At a recent talk by Frog’s Matthew Sutton, a struggle I’ve been working through was crystallized: how do we mitigate the negative consequences of our solutions? For Hopelab, the struggle is the total impact of tech on young people. The press vacillates between “love it” and “hate it”, and we seem to be in the “tech is bad” period. Articles about smartphone addiction and the perils of social media continue to rise, however the academic research is inconclusive. This leaves many confused and curious. Nevertheless, new tech will be built. How might we create it with holistic impact? How might we mitigate the demand for short-term impact?

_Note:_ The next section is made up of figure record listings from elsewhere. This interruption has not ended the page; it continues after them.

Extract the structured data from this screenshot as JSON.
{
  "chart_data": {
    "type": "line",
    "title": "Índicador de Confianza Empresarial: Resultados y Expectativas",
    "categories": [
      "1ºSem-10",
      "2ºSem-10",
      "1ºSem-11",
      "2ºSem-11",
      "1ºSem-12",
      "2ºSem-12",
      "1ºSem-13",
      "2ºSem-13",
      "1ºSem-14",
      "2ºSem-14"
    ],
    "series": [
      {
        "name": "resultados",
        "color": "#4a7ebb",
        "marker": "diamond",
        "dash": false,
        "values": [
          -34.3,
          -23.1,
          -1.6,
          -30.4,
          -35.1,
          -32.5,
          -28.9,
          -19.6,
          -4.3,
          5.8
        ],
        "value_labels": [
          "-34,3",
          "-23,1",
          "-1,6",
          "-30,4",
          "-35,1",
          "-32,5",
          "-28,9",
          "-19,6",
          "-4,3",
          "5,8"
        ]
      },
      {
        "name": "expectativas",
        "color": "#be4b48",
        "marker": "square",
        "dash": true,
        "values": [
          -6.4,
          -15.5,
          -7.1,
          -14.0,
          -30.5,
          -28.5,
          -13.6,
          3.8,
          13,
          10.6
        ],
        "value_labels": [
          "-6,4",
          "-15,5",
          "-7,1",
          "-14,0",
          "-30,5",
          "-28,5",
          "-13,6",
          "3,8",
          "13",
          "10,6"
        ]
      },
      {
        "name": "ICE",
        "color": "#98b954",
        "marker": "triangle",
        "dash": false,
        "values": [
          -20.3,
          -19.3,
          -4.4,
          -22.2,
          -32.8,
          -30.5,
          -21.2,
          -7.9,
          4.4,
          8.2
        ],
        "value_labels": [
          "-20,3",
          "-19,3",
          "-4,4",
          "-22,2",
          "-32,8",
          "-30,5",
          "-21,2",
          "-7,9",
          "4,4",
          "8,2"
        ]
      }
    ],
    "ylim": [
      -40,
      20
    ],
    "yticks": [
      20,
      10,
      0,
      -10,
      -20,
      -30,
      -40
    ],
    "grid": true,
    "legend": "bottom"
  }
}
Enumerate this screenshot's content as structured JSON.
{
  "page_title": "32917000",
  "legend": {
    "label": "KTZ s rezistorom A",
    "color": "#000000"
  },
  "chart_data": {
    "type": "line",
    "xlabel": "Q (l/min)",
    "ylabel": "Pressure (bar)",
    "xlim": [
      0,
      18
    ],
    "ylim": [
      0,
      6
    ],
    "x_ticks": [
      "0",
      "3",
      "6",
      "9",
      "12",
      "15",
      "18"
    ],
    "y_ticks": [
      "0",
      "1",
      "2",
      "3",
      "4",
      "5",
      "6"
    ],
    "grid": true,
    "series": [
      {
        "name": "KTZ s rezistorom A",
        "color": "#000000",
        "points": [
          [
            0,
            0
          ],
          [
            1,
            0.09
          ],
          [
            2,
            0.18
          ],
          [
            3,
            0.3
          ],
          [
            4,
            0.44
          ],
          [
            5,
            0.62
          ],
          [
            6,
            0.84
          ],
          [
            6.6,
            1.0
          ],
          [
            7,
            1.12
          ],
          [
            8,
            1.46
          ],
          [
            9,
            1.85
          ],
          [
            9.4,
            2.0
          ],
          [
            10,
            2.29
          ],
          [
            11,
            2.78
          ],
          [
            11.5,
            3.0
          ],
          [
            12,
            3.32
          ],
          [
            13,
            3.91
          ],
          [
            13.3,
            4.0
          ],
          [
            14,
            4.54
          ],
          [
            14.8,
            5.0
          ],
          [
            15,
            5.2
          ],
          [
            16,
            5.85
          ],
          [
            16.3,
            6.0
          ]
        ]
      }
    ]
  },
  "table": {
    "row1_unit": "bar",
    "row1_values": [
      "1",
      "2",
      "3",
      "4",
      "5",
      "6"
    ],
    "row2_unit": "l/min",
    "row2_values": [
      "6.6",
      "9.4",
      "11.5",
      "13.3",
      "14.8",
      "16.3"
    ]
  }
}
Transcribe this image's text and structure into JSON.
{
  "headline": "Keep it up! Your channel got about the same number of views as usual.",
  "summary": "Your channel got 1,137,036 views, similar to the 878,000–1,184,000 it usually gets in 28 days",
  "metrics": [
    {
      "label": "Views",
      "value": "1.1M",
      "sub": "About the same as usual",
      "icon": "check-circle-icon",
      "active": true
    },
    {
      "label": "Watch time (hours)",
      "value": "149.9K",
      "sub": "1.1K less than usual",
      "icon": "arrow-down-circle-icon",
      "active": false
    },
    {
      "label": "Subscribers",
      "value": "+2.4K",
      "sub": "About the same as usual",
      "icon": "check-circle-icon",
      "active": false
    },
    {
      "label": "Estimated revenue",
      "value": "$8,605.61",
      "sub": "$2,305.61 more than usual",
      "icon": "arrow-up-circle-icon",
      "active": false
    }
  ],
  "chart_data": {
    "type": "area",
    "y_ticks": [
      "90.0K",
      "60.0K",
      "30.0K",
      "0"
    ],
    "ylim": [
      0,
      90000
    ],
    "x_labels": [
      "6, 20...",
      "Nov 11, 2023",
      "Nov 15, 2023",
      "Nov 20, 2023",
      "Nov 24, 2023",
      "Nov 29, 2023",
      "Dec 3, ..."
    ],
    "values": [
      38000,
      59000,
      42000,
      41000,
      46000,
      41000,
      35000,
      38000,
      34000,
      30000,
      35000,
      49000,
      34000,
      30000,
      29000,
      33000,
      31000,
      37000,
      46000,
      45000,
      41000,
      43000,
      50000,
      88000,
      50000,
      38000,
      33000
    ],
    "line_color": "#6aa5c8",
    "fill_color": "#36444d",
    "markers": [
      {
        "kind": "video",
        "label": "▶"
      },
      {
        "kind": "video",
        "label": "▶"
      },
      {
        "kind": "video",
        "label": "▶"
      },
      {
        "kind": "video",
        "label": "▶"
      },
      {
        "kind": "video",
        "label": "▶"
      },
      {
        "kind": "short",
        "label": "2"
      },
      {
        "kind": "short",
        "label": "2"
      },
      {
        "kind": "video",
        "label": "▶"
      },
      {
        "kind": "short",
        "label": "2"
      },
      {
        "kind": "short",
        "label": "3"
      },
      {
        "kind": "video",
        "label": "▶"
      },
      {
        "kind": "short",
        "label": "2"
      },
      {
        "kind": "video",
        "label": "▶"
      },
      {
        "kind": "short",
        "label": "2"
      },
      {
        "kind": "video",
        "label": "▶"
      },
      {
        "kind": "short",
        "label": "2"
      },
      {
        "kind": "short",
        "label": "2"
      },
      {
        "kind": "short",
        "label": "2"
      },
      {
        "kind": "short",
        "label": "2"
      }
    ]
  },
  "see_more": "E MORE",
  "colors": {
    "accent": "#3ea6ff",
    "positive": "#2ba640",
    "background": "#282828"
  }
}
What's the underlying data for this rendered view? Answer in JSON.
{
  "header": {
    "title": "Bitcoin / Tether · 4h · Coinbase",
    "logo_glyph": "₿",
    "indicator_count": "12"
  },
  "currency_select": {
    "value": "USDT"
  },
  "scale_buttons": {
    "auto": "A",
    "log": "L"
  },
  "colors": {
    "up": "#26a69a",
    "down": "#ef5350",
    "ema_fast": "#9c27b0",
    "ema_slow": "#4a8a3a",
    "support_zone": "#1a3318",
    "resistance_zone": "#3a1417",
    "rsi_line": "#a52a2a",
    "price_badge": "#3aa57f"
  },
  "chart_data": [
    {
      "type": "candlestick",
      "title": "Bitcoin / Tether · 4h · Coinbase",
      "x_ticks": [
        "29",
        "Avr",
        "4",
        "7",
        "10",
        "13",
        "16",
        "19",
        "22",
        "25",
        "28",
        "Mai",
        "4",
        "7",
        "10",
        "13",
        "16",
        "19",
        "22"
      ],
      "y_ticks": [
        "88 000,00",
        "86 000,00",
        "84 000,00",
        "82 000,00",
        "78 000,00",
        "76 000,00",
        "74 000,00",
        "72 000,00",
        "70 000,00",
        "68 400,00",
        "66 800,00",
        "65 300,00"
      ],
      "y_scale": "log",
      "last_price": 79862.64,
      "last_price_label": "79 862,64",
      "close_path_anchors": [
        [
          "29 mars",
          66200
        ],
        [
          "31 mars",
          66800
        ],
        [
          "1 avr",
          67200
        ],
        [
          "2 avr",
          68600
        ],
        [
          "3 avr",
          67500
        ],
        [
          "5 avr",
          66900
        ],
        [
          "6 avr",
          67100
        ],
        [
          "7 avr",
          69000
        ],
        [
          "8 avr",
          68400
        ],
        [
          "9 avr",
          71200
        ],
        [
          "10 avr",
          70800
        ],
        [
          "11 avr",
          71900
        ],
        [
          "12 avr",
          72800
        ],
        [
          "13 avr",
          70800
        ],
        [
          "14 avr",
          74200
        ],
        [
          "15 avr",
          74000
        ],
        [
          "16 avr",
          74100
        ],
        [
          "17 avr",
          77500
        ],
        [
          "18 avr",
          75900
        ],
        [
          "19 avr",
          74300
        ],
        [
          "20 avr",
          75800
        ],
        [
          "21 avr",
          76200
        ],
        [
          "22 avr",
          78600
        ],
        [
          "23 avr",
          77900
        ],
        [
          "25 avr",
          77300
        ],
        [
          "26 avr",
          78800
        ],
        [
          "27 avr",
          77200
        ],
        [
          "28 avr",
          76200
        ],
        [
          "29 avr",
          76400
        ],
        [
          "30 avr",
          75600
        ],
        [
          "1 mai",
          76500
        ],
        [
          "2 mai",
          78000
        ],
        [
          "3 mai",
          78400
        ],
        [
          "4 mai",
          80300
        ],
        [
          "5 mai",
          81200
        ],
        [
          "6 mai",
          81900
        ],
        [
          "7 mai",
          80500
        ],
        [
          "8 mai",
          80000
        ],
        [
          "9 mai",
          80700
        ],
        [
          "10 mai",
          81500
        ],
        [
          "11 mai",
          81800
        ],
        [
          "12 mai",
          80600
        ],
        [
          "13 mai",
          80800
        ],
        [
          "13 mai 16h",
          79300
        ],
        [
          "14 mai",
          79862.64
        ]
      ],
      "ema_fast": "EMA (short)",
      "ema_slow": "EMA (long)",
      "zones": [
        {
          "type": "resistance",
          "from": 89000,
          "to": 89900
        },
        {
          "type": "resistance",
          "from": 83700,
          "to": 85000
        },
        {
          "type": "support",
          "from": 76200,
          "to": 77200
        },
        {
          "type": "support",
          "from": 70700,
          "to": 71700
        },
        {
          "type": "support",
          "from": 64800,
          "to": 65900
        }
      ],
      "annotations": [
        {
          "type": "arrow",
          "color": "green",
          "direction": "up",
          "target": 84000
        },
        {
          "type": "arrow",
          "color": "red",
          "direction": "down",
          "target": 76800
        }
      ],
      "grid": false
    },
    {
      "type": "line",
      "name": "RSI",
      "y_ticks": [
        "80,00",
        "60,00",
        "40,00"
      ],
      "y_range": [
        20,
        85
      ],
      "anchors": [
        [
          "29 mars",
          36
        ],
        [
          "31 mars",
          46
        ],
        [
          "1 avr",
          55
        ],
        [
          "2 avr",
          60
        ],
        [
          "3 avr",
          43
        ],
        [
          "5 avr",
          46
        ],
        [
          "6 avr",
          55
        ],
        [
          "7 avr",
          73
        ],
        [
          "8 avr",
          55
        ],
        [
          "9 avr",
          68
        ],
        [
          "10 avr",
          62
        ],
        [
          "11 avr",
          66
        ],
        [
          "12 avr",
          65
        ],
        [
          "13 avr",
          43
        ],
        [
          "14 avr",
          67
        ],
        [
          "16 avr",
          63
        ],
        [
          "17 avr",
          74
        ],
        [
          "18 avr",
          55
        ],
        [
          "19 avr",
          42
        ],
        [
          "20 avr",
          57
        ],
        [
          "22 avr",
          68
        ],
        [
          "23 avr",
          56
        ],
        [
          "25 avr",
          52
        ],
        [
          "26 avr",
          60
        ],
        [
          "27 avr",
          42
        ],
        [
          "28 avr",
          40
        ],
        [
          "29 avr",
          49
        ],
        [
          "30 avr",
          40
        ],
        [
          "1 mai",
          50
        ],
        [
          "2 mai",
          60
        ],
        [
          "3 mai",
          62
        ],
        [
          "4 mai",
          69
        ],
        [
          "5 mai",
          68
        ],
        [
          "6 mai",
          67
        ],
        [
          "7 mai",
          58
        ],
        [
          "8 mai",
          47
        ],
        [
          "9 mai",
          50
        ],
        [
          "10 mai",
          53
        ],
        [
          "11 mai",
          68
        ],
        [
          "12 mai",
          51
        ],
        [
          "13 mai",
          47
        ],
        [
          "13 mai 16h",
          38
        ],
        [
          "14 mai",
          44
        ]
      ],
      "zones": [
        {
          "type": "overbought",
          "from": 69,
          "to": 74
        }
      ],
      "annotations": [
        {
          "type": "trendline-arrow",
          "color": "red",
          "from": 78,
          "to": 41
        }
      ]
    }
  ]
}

Examples are emerging on the dangers of short-term thinking. Facebook seems great on the individual level, but years later Cambridge Analytica scandal appears. AirBNB has made finding the perfect stay in the perfect city easier than ever, but at the cost of throwing wrenches into rental markets. Both are examples of how designing for the individual can go can wonky in the long term. Rob Girling and Emilia Palaveeva’s FastCo article “Beyond the Cult of Human-Centered Design” captures this thinking in the most compelling way. In it, they coined a new term, humanity-centered design to be equal to human-centered design: a method that looks to human need and to societal need, and an approach that maximizes longer term benefits.
Sutton’s talk and the FastCo article (and do read the article) leave me a little less troubled. Designing for the health of young people to have both short and long term impact is no small feat. While the blueprint is blurry, adding design principles that address the duality is a good first step.